出版されたのは、20年くらいになるだろうか。「天井から降る哀しい音」の後に書かれた、この物語は、耕治人自身の夫人との実生活である。
認知症になりつつある家庭生活を描いたのが「天井から降る悲しい音」。
「哀しい音」とは、妻のために、市が取り付けてくれた煙センサーの鳴る音である。
妻の症状がさらに進んで、しかも、耕治人自身も癌に侵されて入院していく過程を描いたのが、「そうかもしれない」なのである。 

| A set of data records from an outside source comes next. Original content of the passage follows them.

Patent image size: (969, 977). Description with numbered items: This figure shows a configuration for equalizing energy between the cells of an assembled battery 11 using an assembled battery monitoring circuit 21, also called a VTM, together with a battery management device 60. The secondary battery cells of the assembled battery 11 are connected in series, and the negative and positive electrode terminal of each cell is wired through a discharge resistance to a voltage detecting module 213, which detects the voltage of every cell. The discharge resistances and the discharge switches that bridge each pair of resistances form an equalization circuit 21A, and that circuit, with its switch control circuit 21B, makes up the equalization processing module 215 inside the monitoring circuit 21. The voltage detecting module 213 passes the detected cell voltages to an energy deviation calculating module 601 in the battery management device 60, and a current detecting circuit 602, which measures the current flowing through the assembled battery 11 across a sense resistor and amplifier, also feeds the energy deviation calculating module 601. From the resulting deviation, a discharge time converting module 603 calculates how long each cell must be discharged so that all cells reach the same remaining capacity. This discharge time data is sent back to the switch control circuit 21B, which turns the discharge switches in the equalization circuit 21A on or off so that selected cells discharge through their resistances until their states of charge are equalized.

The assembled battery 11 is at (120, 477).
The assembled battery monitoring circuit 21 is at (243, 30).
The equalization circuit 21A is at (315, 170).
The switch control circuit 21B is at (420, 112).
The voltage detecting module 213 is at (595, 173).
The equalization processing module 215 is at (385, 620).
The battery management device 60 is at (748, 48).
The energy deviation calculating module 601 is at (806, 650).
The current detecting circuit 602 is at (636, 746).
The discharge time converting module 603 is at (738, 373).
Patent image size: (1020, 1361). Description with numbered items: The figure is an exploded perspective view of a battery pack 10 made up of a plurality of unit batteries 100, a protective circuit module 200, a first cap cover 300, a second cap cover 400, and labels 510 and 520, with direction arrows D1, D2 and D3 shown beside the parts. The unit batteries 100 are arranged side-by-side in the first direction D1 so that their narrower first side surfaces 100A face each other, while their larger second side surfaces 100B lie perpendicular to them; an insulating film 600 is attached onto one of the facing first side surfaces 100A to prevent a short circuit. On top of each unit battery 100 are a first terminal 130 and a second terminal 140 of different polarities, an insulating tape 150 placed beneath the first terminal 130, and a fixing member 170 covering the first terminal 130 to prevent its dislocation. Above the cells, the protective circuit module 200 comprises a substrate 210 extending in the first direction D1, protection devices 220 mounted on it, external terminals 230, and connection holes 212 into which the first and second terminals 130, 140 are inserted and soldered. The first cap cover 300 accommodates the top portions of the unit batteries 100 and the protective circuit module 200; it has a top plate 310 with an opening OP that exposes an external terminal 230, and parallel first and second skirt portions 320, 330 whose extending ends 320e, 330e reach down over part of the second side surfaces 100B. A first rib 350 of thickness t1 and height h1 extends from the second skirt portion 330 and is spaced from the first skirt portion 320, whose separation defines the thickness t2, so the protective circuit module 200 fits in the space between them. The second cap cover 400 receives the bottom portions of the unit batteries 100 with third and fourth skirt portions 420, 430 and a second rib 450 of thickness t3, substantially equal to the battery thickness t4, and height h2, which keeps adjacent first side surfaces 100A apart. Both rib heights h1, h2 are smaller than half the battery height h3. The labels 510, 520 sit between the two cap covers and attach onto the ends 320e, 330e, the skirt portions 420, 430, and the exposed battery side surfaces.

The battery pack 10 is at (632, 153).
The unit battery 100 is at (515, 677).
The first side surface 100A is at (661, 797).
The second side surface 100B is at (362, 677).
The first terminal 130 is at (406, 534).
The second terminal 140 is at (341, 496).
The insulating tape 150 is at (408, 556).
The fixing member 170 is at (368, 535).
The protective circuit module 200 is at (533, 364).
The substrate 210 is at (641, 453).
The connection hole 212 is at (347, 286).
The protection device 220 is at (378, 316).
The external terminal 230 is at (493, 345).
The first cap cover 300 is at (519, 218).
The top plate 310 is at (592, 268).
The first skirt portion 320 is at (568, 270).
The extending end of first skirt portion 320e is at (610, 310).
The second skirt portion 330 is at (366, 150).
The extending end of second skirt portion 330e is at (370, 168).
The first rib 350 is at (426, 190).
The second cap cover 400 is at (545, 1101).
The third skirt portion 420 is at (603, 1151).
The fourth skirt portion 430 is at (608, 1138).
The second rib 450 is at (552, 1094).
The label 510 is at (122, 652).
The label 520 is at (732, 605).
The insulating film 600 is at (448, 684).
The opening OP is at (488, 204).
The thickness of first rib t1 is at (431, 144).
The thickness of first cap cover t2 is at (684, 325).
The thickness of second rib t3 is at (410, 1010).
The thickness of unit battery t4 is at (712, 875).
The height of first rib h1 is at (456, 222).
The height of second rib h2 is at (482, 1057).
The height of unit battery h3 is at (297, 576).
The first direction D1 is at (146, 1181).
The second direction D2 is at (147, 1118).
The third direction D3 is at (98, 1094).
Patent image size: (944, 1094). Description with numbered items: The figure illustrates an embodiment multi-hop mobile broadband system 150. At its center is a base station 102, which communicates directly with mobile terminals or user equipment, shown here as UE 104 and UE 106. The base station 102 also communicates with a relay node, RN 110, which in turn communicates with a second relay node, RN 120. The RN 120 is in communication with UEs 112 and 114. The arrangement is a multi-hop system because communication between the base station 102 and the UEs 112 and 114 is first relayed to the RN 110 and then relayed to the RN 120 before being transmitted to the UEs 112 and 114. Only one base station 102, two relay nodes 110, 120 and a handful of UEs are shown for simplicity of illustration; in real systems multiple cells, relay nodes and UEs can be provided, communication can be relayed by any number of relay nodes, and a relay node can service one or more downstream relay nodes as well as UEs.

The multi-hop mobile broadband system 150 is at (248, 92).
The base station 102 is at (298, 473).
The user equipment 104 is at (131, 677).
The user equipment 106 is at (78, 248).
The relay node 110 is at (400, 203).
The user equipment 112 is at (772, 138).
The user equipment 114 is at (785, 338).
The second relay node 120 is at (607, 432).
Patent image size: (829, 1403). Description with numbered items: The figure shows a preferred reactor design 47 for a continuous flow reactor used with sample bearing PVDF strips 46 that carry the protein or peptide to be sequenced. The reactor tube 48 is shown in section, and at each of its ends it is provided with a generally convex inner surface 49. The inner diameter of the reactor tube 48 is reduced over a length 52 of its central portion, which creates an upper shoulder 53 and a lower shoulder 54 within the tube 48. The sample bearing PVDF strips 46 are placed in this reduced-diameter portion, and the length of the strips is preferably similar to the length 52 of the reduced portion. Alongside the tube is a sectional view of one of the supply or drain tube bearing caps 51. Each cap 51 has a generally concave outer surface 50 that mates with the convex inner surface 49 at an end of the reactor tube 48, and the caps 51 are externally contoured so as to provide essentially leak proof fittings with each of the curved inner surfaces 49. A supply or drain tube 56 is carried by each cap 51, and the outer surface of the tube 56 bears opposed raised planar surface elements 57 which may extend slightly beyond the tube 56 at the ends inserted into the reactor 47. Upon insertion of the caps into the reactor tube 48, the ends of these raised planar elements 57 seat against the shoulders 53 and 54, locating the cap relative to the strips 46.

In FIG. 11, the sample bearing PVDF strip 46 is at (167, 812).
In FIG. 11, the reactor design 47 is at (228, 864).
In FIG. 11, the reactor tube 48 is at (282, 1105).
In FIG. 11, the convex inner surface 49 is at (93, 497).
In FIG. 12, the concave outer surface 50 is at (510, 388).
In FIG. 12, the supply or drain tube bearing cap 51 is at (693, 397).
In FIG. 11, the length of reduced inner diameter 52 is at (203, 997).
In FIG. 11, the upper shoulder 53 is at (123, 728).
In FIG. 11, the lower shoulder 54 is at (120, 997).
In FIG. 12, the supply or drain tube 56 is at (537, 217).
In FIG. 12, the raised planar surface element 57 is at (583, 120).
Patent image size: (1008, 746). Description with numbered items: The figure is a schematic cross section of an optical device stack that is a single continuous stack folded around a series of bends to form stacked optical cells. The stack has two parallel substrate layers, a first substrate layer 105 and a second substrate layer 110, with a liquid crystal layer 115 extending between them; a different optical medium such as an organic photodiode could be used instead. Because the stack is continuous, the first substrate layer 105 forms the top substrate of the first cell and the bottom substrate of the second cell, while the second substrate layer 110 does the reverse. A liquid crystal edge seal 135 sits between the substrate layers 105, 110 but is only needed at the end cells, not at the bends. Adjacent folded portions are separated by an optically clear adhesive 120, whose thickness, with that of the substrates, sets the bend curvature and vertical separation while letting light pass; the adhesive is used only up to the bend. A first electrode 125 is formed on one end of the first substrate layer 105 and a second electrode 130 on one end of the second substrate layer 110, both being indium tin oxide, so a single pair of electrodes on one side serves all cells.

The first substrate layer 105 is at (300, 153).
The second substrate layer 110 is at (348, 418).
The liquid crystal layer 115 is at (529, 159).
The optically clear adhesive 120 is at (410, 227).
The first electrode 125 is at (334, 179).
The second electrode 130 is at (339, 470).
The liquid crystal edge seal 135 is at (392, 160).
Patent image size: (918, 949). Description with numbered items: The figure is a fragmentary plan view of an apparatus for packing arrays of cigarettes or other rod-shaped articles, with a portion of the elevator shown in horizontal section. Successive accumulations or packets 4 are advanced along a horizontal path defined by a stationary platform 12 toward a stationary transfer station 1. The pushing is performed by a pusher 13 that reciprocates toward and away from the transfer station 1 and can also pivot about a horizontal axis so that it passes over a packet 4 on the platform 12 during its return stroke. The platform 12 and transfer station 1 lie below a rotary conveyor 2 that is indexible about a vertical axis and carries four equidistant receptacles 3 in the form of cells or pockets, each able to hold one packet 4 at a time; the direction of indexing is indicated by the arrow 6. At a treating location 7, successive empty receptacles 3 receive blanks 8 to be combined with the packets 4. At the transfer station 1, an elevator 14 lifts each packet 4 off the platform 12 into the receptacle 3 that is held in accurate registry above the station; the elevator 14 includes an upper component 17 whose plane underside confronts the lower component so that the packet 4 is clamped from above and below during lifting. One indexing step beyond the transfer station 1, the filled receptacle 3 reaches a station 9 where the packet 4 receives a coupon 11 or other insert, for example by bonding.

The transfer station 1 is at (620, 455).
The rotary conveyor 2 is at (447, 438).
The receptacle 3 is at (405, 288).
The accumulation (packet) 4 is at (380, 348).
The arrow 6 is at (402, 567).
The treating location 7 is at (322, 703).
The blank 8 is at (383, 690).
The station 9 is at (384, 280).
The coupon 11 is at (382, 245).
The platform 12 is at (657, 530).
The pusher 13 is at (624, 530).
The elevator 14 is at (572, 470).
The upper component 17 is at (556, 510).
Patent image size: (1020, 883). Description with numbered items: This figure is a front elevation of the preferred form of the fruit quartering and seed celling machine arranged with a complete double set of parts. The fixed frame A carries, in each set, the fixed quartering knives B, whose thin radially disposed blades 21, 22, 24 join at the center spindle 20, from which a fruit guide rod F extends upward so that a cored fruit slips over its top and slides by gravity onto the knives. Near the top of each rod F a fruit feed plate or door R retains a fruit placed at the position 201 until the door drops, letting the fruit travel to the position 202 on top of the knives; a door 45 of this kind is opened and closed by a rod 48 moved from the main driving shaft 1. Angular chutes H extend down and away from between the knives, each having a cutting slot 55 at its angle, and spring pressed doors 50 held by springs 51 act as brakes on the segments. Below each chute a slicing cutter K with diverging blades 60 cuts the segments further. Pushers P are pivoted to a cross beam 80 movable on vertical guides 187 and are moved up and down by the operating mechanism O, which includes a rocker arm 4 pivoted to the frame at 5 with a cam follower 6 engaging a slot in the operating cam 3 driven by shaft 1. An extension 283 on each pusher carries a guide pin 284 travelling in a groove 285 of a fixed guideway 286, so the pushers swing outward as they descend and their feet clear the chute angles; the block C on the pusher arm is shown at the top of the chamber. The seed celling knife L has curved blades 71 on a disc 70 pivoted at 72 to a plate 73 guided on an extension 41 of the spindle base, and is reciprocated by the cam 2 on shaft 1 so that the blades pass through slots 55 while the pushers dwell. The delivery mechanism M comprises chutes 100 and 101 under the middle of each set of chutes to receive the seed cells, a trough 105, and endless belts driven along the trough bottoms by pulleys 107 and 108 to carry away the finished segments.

 認知症の妻を施設にあずけて入院した作家のもとに、或る日、妻が見舞いに来る。
連れてきた施設の職員が「あなたのご主人ですよ」という。
すると夫人は静に「そうかもしれません」というのだ。それが題名になっている。
哀しいのに優雅な題名だ。耕治人夫婦を演じるのが、桂春團治と雪村いづみである。
 そのせいか、NHKテレビの朝番組に雪村いづみが出演した。久し振りに見たせいか、
ずいぶん老けたなと感じたが、あたりまえなのである。70歳に近いのだから。 

 それでもやはり、同世代として、年齢を重ねてきたものにとってはショックである。自分の前に広がる風景は納得してしまうのに、向こう側から見る風景は、なかなかうべなうことが出来ないのである。